長いあいだ何かを握っていると、手のほうがそのかたちを覚えてしまう。荷物を下ろしたあとも、指はしばらく丸まったままで、何も持っていないのに、まだ持っているように痛む。

わたしたちが「手放せない」と言うとき、たいていは荷物の重さの話をしている。けれど本当に重いのは、荷物そのものではなく、それを握りつづける手のかたちのほうだ。

下ろす、という動作

下ろすことは、捨てることではない。捨てるには勢いがいる。下ろすのに、勢いはいらない。ただ、手をひらく。それだけのことが、なぜこんなにむずかしいのだろう。

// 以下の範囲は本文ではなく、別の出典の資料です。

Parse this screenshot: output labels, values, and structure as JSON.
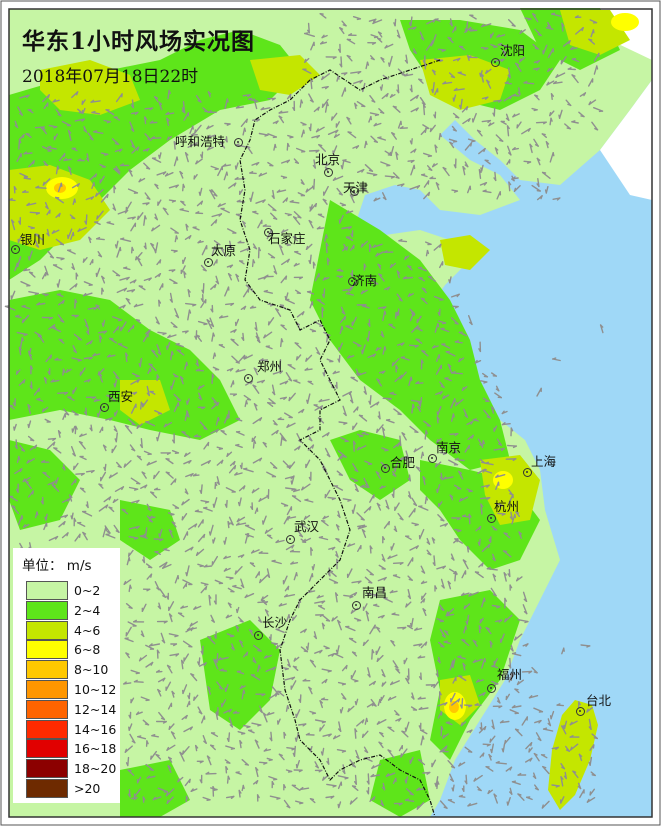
{
  "map": {
    "title": "华东1小时风场实况图",
    "datetime": "2018年07月18日22时"
  },
  "colors": {
    "sea": "#9fd8f7",
    "land_outside": "#ffffff",
    "border": "#111111",
    "arrow": "#8f8f8f"
  },
  "cities": [
    {
      "name": "沈阳"
    },
    {
      "name": "呼和浩特"
    },
    {
      "name": "北京"
    },
    {
      "name": "天津"
    },
    {
      "name": "银川"
    },
    {
      "name": "太原"
    },
    {
      "name": "石家庄"
    },
    {
      "name": "济南"
    },
    {
      "name": "郑州"
    },
    {
      "name": "西安"
    },
    {
      "name": "南京"
    },
    {
      "name": "合肥"
    },
    {
      "name": "上海"
    },
    {
      "name": "杭州"
    },
    {
      "name": "武汉"
    },
    {
      "name": "南昌"
    },
    {
      "name": "长沙"
    },
    {
      "name": "福州"
    },
    {
      "name": "台北"
    }
  ],
  "legend": {
    "title": "单位： m/s",
    "items": [
      {
        "label": "0~2",
        "color": "#c6f5a4"
      },
      {
        "label": "2~4",
        "color": "#5ee51a"
      },
      {
        "label": "4~6",
        "color": "#c4e600"
      },
      {
        "label": "6~8",
        "color": "#ffff00"
      },
      {
        "label": "8~10",
        "color": "#ffc800"
      },
      {
        "label": "10~12",
        "color": "#ff9600"
      },
      {
        "label": "12~14",
        "color": "#ff6400"
      },
      {
        "label": "14~16",
        "color": "#ff2a00"
      },
      {
        "label": "16~18",
        "color": "#e10000"
      },
      {
        "label": "18~20",
        "color": "#8c0000"
      },
      {
        "label": ">20",
        "color": "#6e2a00"
      }
    ]
  }
}
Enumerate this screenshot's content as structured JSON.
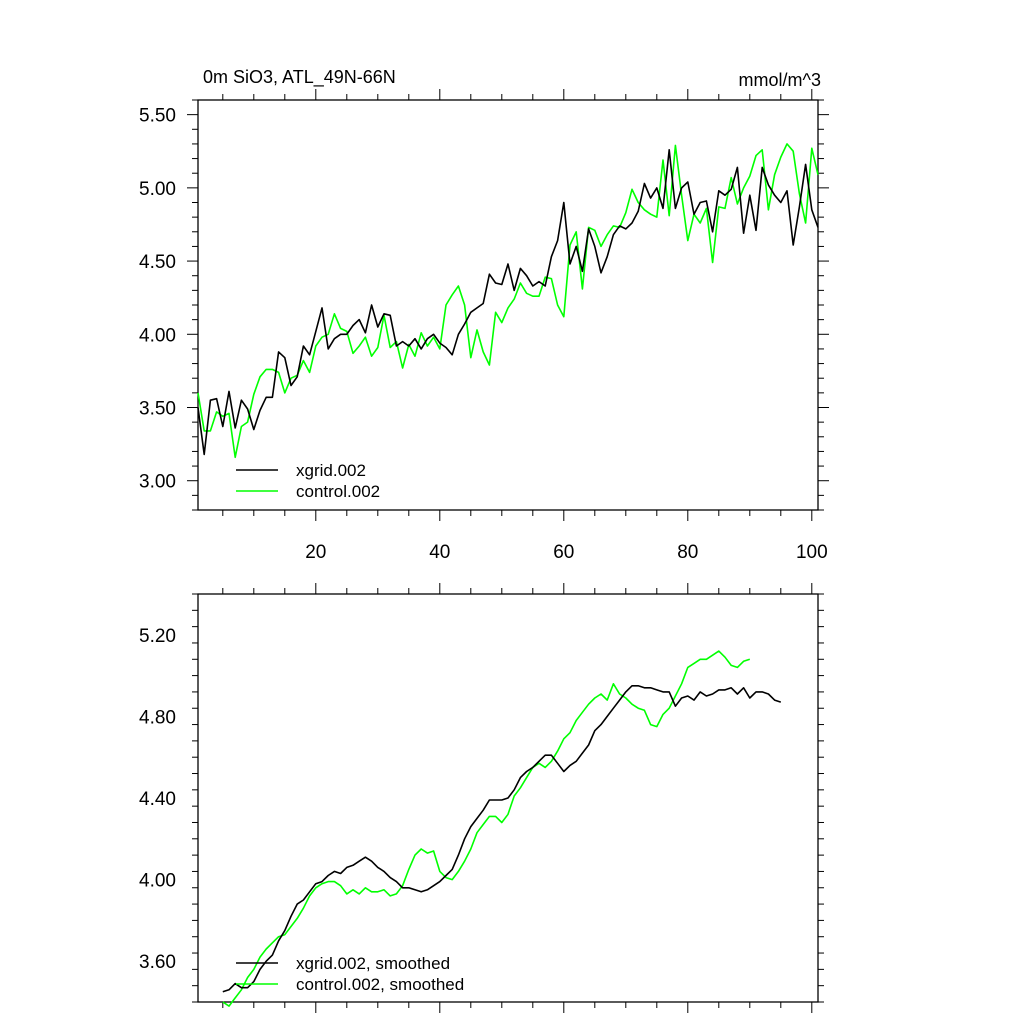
{
  "chart_data": [
    {
      "type": "line",
      "title_left": "0m SiO3, ATL_49N-66N",
      "title_right": "mmol/m^3",
      "xlim": [
        1,
        101
      ],
      "ylim": [
        2.8,
        5.6
      ],
      "x_ticks": [
        20,
        40,
        60,
        80,
        100
      ],
      "x_tick_labels": [
        "20",
        "40",
        "60",
        "80",
        "100"
      ],
      "y_ticks": [
        3.0,
        3.5,
        4.0,
        4.5,
        5.0,
        5.5
      ],
      "y_tick_labels": [
        "3.00",
        "3.50",
        "4.00",
        "4.50",
        "5.00",
        "5.50"
      ],
      "legend_position": "bottom-left",
      "series": [
        {
          "name": "xgrid.002",
          "color": "#000000",
          "values": [
            3.5,
            3.18,
            3.55,
            3.56,
            3.37,
            3.61,
            3.36,
            3.55,
            3.49,
            3.35,
            3.48,
            3.57,
            3.57,
            3.88,
            3.84,
            3.65,
            3.71,
            3.92,
            3.86,
            4.02,
            4.18,
            3.9,
            3.97,
            4.0,
            4.0,
            4.06,
            4.1,
            4.01,
            4.2,
            4.05,
            4.14,
            4.13,
            3.92,
            3.95,
            3.92,
            3.97,
            3.9,
            3.97,
            4.0,
            3.94,
            3.91,
            3.86,
            4.0,
            4.07,
            4.15,
            4.18,
            4.21,
            4.41,
            4.35,
            4.34,
            4.48,
            4.3,
            4.45,
            4.4,
            4.33,
            4.36,
            4.33,
            4.53,
            4.64,
            4.9,
            4.48,
            4.6,
            4.43,
            4.72,
            4.6,
            4.42,
            4.53,
            4.68,
            4.74,
            4.72,
            4.76,
            4.84,
            5.03,
            4.93,
            5.0,
            4.86,
            5.26,
            4.86,
            5.0,
            5.04,
            4.82,
            4.9,
            4.91,
            4.7,
            4.98,
            4.95,
            4.99,
            5.14,
            4.69,
            4.95,
            4.71,
            5.14,
            5.02,
            4.95,
            4.9,
            4.98,
            4.61,
            4.87,
            5.16,
            4.85,
            4.73
          ]
        },
        {
          "name": "control.002",
          "color": "#00ff00",
          "values": [
            3.6,
            3.34,
            3.34,
            3.47,
            3.44,
            3.46,
            3.16,
            3.37,
            3.4,
            3.59,
            3.71,
            3.76,
            3.76,
            3.74,
            3.6,
            3.7,
            3.72,
            3.82,
            3.74,
            3.92,
            3.98,
            4.0,
            4.14,
            4.04,
            4.02,
            3.87,
            3.92,
            3.98,
            3.85,
            3.91,
            4.13,
            3.91,
            3.95,
            3.77,
            3.93,
            3.85,
            4.01,
            3.92,
            3.98,
            3.9,
            4.2,
            4.27,
            4.33,
            4.2,
            3.84,
            4.03,
            3.88,
            3.79,
            4.15,
            4.08,
            4.18,
            4.24,
            4.35,
            4.28,
            4.26,
            4.26,
            4.39,
            4.38,
            4.2,
            4.12,
            4.61,
            4.7,
            4.31,
            4.73,
            4.71,
            4.6,
            4.68,
            4.74,
            4.73,
            4.83,
            4.99,
            4.9,
            4.85,
            4.82,
            4.8,
            5.19,
            4.81,
            5.29,
            4.95,
            4.64,
            4.82,
            4.76,
            4.86,
            4.49,
            4.87,
            4.86,
            5.07,
            4.89,
            5.0,
            5.08,
            5.22,
            5.26,
            4.85,
            5.09,
            5.21,
            5.3,
            5.25,
            4.96,
            4.76,
            5.27,
            5.09
          ]
        }
      ]
    },
    {
      "type": "line",
      "xlim": [
        1,
        101
      ],
      "ylim": [
        3.4,
        5.4
      ],
      "x_ticks": [
        20,
        40,
        60,
        80,
        100
      ],
      "y_ticks": [
        3.6,
        4.0,
        4.4,
        4.8,
        5.2
      ],
      "y_tick_labels": [
        "3.60",
        "4.00",
        "4.40",
        "4.80",
        "5.20"
      ],
      "legend_position": "bottom-left",
      "series": [
        {
          "name": "xgrid.002, smoothed",
          "color": "#000000",
          "x_start": 5,
          "values": [
            3.45,
            3.46,
            3.49,
            3.47,
            3.47,
            3.5,
            3.56,
            3.6,
            3.63,
            3.7,
            3.75,
            3.82,
            3.88,
            3.9,
            3.94,
            3.98,
            3.99,
            4.02,
            4.04,
            4.03,
            4.06,
            4.07,
            4.09,
            4.11,
            4.09,
            4.06,
            4.04,
            4.01,
            3.99,
            3.96,
            3.96,
            3.95,
            3.94,
            3.95,
            3.97,
            3.99,
            4.02,
            4.05,
            4.12,
            4.2,
            4.26,
            4.3,
            4.34,
            4.39,
            4.39,
            4.39,
            4.4,
            4.44,
            4.5,
            4.53,
            4.55,
            4.58,
            4.61,
            4.61,
            4.57,
            4.53,
            4.56,
            4.58,
            4.62,
            4.66,
            4.73,
            4.76,
            4.8,
            4.84,
            4.88,
            4.92,
            4.95,
            4.95,
            4.94,
            4.94,
            4.93,
            4.92,
            4.92,
            4.85,
            4.89,
            4.9,
            4.88,
            4.92,
            4.9,
            4.91,
            4.93,
            4.93,
            4.94,
            4.91,
            4.94,
            4.89,
            4.92,
            4.92,
            4.91,
            4.88,
            4.87
          ]
        },
        {
          "name": "control.002, smoothed",
          "color": "#00ff00",
          "x_start": 5,
          "values": [
            3.4,
            3.38,
            3.42,
            3.46,
            3.52,
            3.56,
            3.62,
            3.66,
            3.69,
            3.72,
            3.73,
            3.77,
            3.81,
            3.86,
            3.92,
            3.96,
            3.98,
            3.99,
            3.99,
            3.97,
            3.93,
            3.95,
            3.93,
            3.96,
            3.94,
            3.94,
            3.95,
            3.92,
            3.93,
            3.97,
            4.05,
            4.12,
            4.15,
            4.13,
            4.14,
            4.04,
            4.01,
            4.0,
            4.04,
            4.09,
            4.15,
            4.23,
            4.27,
            4.31,
            4.31,
            4.28,
            4.32,
            4.41,
            4.45,
            4.5,
            4.55,
            4.57,
            4.55,
            4.58,
            4.63,
            4.69,
            4.72,
            4.78,
            4.82,
            4.86,
            4.89,
            4.91,
            4.88,
            4.96,
            4.91,
            4.89,
            4.86,
            4.84,
            4.83,
            4.76,
            4.75,
            4.81,
            4.84,
            4.9,
            4.96,
            5.04,
            5.06,
            5.08,
            5.08,
            5.1,
            5.12,
            5.09,
            5.05,
            5.04,
            5.07,
            5.08
          ]
        }
      ]
    }
  ]
}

たぶん、握っているあいだは「まだ何かをしている」と感じられるからだ。手放した瞬間、わたしたちは急に、何もしていない自分とふたりきりになる。その静けさを、わたしたちは長いこと、こわがってきた。

けれど、ひらいた手のひらは、空っぽなのではない。そこには、次にやってくるものを受け取るための余白がある。降伏とは、その余白をこわがらないことだ。

最初の一冊として、この手記はそこからはじめたい。何かを下ろしたあとの、あの少し心もとない、けれど確かに軽い夕方の感じから。